From dissent to majority opinion. Only takes two years.
Appeals of immigration judge decisions have to be filed within 30 days. An immigration lawyer does everything right and mails the appeal with guaranteed next day delivery (for delivery on the 30th day) via the USPS. Predictably -- otherwise we wouldn't be in this jam -- the USPS takes an extra day, which means the appeal is one day late.
The BIA holds that it lacks jurisdiction to decide the appeal. In 2009, the Ninth Circuit affirms, in an opinion by Judge Milan Smith. Judge Kleinfeld dissents.
There's a motion for rehearing and rehearing en banc. That gets a fair piece of internal attention in the Ninth Circuit. The two judges in the majority start to rethink their position. Or, at a minimum, see the handwriting on the wall. So in 2010, the opinion is withdrawn.

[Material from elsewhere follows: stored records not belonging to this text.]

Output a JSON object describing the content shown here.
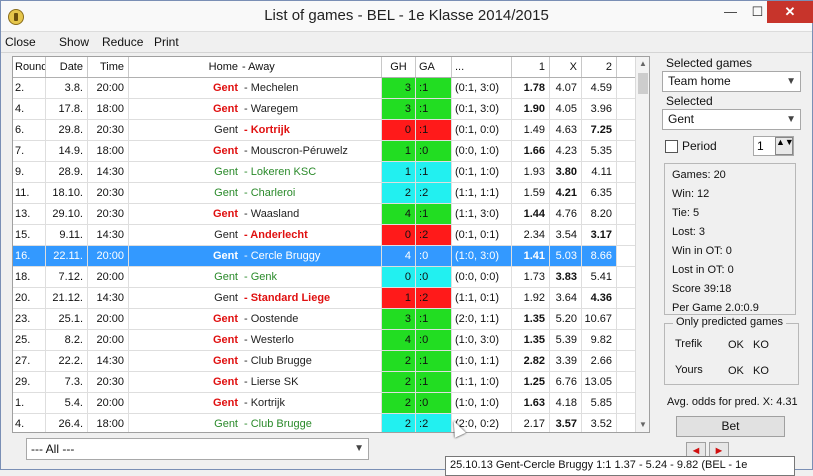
{
  "window": {
    "title": "List of games - BEL - 1e Klasse 2014/2015",
    "minimize": "—",
    "maximize": "☐",
    "close": "✕"
  },
  "menu": [
    "Close",
    "Show",
    "Reduce",
    "Print"
  ],
  "columns": {
    "round": "Round",
    "date": "Date",
    "time": "Time",
    "home": "Home",
    "away": "- Away",
    "gh": "GH",
    "ga": "GA",
    "ht": "...",
    "o1": "1",
    "ox": "X",
    "o2": "2"
  },
  "rows": [
    {
      "round": "2.",
      "date": "3.8.",
      "time": "20:00",
      "home": "Gent",
      "home_style": "home",
      "away": "- Mechelen",
      "away_style": "away-norm",
      "gh": "3",
      "ga": "1",
      "color": "#22dd22",
      "ht": "(0:1, 3:0)",
      "o1": "1.78",
      "ox": "4.07",
      "o2": "4.59",
      "bold": "1"
    },
    {
      "round": "4.",
      "date": "17.8.",
      "time": "18:00",
      "home": "Gent",
      "home_style": "home",
      "away": "- Waregem",
      "away_style": "away-norm",
      "gh": "3",
      "ga": "1",
      "color": "#22dd22",
      "ht": "(0:1, 3:0)",
      "o1": "1.90",
      "ox": "4.05",
      "o2": "3.96",
      "bold": "1"
    },
    {
      "round": "6.",
      "date": "29.8.",
      "time": "20:30",
      "home": "Gent",
      "home_style": "home-norm",
      "away": "- Kortrijk",
      "away_style": "away-bold",
      "gh": "0",
      "ga": "1",
      "color": "#ff1a1a",
      "ht": "(0:1, 0:0)",
      "o1": "1.49",
      "ox": "4.63",
      "o2": "7.25",
      "bold": "2"
    },
    {
      "round": "7.",
      "date": "14.9.",
      "time": "18:00",
      "home": "Gent",
      "home_style": "home",
      "away": "- Mouscron-Péruwelz",
      "away_style": "away-norm",
      "gh": "1",
      "ga": "0",
      "color": "#22dd22",
      "ht": "(0:0, 1:0)",
      "o1": "1.66",
      "ox": "4.23",
      "o2": "5.35",
      "bold": "1"
    },
    {
      "round": "9.",
      "date": "28.9.",
      "time": "14:30",
      "home": "Gent",
      "home_style": "green",
      "away": "- Lokeren KSC",
      "away_style": "green",
      "gh": "1",
      "ga": "1",
      "color": "#22f0f0",
      "ht": "(0:1, 1:0)",
      "o1": "1.93",
      "ox": "3.80",
      "o2": "4.11",
      "bold": "x"
    },
    {
      "round": "11.",
      "date": "18.10.",
      "time": "20:30",
      "home": "Gent",
      "home_style": "green",
      "away": "- Charleroi",
      "away_style": "green",
      "gh": "2",
      "ga": "2",
      "color": "#22f0f0",
      "ht": "(1:1, 1:1)",
      "o1": "1.59",
      "ox": "4.21",
      "o2": "6.35",
      "bold": "x"
    },
    {
      "round": "13.",
      "date": "29.10.",
      "time": "20:30",
      "home": "Gent",
      "home_style": "home",
      "away": "- Waasland",
      "away_style": "away-norm",
      "gh": "4",
      "ga": "1",
      "color": "#22dd22",
      "ht": "(1:1, 3:0)",
      "o1": "1.44",
      "ox": "4.76",
      "o2": "8.20",
      "bold": "1"
    },
    {
      "round": "15.",
      "date": "9.11.",
      "time": "14:30",
      "home": "Gent",
      "home_style": "home-norm",
      "away": "- Anderlecht",
      "away_style": "away-bold",
      "gh": "0",
      "ga": "2",
      "color": "#ff1a1a",
      "ht": "(0:1, 0:1)",
      "o1": "2.34",
      "ox": "3.54",
      "o2": "3.17",
      "bold": "2"
    },
    {
      "round": "16.",
      "date": "22.11.",
      "time": "20:00",
      "home": "Gent",
      "home_style": "home",
      "away": "- Cercle Bruggy",
      "away_style": "away-norm",
      "gh": "4",
      "ga": "0",
      "color": "#3399ff",
      "ht": "(1:0, 3:0)",
      "o1": "1.41",
      "ox": "5.03",
      "o2": "8.66",
      "bold": "1",
      "selected": true
    },
    {
      "round": "18.",
      "date": "7.12.",
      "time": "20:00",
      "home": "Gent",
      "home_style": "green",
      "away": "- Genk",
      "away_style": "green",
      "gh": "0",
      "ga": "0",
      "color": "#22f0f0",
      "ht": "(0:0, 0:0)",
      "o1": "1.73",
      "ox": "3.83",
      "o2": "5.41",
      "bold": "x"
    },
    {
      "round": "20.",
      "date": "21.12.",
      "time": "14:30",
      "home": "Gent",
      "home_style": "home-norm",
      "away": "- Standard Liege",
      "away_style": "away-bold",
      "gh": "1",
      "ga": "2",
      "color": "#ff1a1a",
      "ht": "(1:1, 0:1)",
      "o1": "1.92",
      "ox": "3.64",
      "o2": "4.36",
      "bold": "2"
    },
    {
      "round": "23.",
      "date": "25.1.",
      "time": "20:00",
      "home": "Gent",
      "home_style": "home",
      "away": "- Oostende",
      "away_style": "away-norm",
      "gh": "3",
      "ga": "1",
      "color": "#22dd22",
      "ht": "(2:0, 1:1)",
      "o1": "1.35",
      "ox": "5.20",
      "o2": "10.67",
      "bold": "1"
    },
    {
      "round": "25.",
      "date": "8.2.",
      "time": "20:00",
      "home": "Gent",
      "home_style": "home",
      "away": "- Westerlo",
      "away_style": "away-norm",
      "gh": "4",
      "ga": "0",
      "color": "#22dd22",
      "ht": "(1:0, 3:0)",
      "o1": "1.35",
      "ox": "5.39",
      "o2": "9.82",
      "bold": "1"
    },
    {
      "round": "27.",
      "date": "22.2.",
      "time": "14:30",
      "home": "Gent",
      "home_style": "home",
      "away": "- Club Brugge",
      "away_style": "away-norm",
      "gh": "2",
      "ga": "1",
      "color": "#22dd22",
      "ht": "(1:0, 1:1)",
      "o1": "2.82",
      "ox": "3.39",
      "o2": "2.66",
      "bold": "1"
    },
    {
      "round": "29.",
      "date": "7.3.",
      "time": "20:30",
      "home": "Gent",
      "home_style": "home",
      "away": "- Lierse SK",
      "away_style": "away-norm",
      "gh": "2",
      "ga": "1",
      "color": "#22dd22",
      "ht": "(1:1, 1:0)",
      "o1": "1.25",
      "ox": "6.76",
      "o2": "13.05",
      "bold": "1"
    },
    {
      "round": "1.",
      "date": "5.4.",
      "time": "20:00",
      "home": "Gent",
      "home_style": "home",
      "away": "- Kortrijk",
      "away_style": "away-norm",
      "gh": "2",
      "ga": "0",
      "color": "#22dd22",
      "ht": "(1:0, 1:0)",
      "o1": "1.63",
      "ox": "4.18",
      "o2": "5.85",
      "bold": "1"
    },
    {
      "round": "4.",
      "date": "26.4.",
      "time": "18:00",
      "home": "Gent",
      "home_style": "green",
      "away": "- Club Brugge",
      "away_style": "green",
      "gh": "2",
      "ga": "2",
      "color": "#22f0f0",
      "ht": "(2:0, 0:2)",
      "o1": "2.17",
      "ox": "3.57",
      "o2": "3.52",
      "bold": "x"
    }
  ],
  "filter": {
    "value": "--- All ---",
    "arrow": "▼"
  },
  "panel": {
    "selected_games_label": "Selected games",
    "selected_games_value": "Team home",
    "selected_label": "Selected",
    "selected_value": "Gent",
    "period_label": "Period",
    "period_value": "1",
    "combo_arrow": "▼",
    "spin_icon": "▲▼"
  },
  "stats": {
    "games": "Games: 20",
    "win": "Win: 12",
    "tie": "Tie: 5",
    "lost": "Lost: 3",
    "win_ot": "Win in OT: 0",
    "lost_ot": "Lost in OT: 0",
    "score": "Score 39:18",
    "per_game": "Per Game 2.0:0.9"
  },
  "predicted": {
    "title": "Only predicted games",
    "trefik": "Trefik",
    "trefik_ok": "OK",
    "trefik_ko": "KO",
    "yours": "Yours",
    "yours_ok": "OK",
    "yours_ko": "KO"
  },
  "avg_odds": "Avg. odds for pred. X: 4.31",
  "bet_button": "Bet",
  "nav": {
    "prev": "◄",
    "next": "►"
  },
  "tooltip": "25.10.13 Gent-Cercle Bruggy 1:1   1.37 - 5.24 - 9.82 (BEL - 1e",
  "scroll": {
    "up": "▲",
    "down": "▼"
  }
}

And, earlier today, a new opinion is issued in its stead. Written by . . . Judge Kleinfeld. A majority opinion that looks very similar to the dissent he filed in 2009 (but that includes even more details and arguments). But this time, he's not writing for himself. It's unanimous. It wasn't persuasive to anyone else on the panel in 2009, but in 2011, they're on board.
Stuff like this is rare. But it happens. And when it does, it's nice to see. At least in cases like this one, which which the original dissent seems both a proper interpretation of the law as well as eminently reasonable. (Back when the original Ninth Circuit opinion came out, I talked about the case, and particularly Judge Kleinfeld's dissent, by saying that "I have never liked and respected Judge Kleinfeld more than I do today." I was glad to see that my view of the dissent was shared by a nontrivial number of judges on the Ninth Circuit -- even enough to make an en banc call a serious possibility.)
Plus, I like the changes that Judge Kleinfeld makes. To give but one example, in 2009, his dissent said: "Aliens’ appeals are not, by and large, handled by giant spare-no-expense law firms, in which a partner can command a senior associate who can command a junior associate to have something on his desk by 9:00 A.M. Monday without fail, and whatever expenses are necessary to accomplish that will be borne." He's got that same thought in 2011, but drops a footnote that reads: "But see Maples v. Allen, 586 F.3d 879, 884, 886-90 (11th Cir. 2009) (denying relief to prisoner in part because his lawyers, from the large New York firm Sullivan & Cromwell, caused his notice of appeal to be filed late)." Gotta love the slam -- albeit an entirely relevant one -- on S&C.